Many diseases are transmitted through intimate personal and sexual contact, others through simply being in the same space as someone space as someone carrying an airborne infection. Sexually transmitted infections (STIs) are relatively easy to track and to trace partners who may have subsequently been infected but until recently its has been almost impossible to study the route an airborne infection might take from nose to hand to door handle to hand to another nose, for instance. With location-based services in handheld devices such as smart phones it is now possible to track the path of an infected person and their contacts with one metre accuracy.

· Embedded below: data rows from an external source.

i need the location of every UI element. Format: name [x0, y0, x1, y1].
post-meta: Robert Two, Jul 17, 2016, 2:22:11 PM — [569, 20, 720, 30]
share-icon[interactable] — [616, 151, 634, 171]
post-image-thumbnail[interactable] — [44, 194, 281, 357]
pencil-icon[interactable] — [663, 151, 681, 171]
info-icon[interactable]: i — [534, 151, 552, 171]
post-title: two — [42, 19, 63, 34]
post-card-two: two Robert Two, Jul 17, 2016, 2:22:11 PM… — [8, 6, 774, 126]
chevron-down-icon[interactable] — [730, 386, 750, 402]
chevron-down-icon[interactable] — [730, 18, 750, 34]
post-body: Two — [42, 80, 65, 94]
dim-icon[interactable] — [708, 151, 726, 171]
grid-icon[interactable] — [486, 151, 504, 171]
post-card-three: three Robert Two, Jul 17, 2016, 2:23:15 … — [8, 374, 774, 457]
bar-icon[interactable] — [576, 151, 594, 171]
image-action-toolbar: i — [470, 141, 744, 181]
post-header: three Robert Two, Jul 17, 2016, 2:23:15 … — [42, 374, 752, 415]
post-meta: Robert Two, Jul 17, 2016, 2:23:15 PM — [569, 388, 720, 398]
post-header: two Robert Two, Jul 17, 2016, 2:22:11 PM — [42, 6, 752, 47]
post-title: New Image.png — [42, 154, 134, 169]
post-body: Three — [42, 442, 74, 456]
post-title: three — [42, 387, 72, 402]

The team points out that such a system would give emergency health providers a way to prioritise those who may have come into contact with an individual exposed to a serious illness, such as influenza or a currently unknown emergent disease. During an outbreak, information about contact between individuals could be used to produce a list ordered by probability for all people in a given location depending on contact with known cases of infection. Another application might be to trace the origin of an infection in a close environment, such as a hospital.
"As a proof of concept, the combination of the high precision location tracking hardware and the software that we have designed is a success. Our experiments show that, in a test environment at least, the hardware is capable of producing location readings that are sufficiently accurate to monitor the movement of individuals, to the extent that a contact tracing study that provides meaningful results can be performed," the team concludes.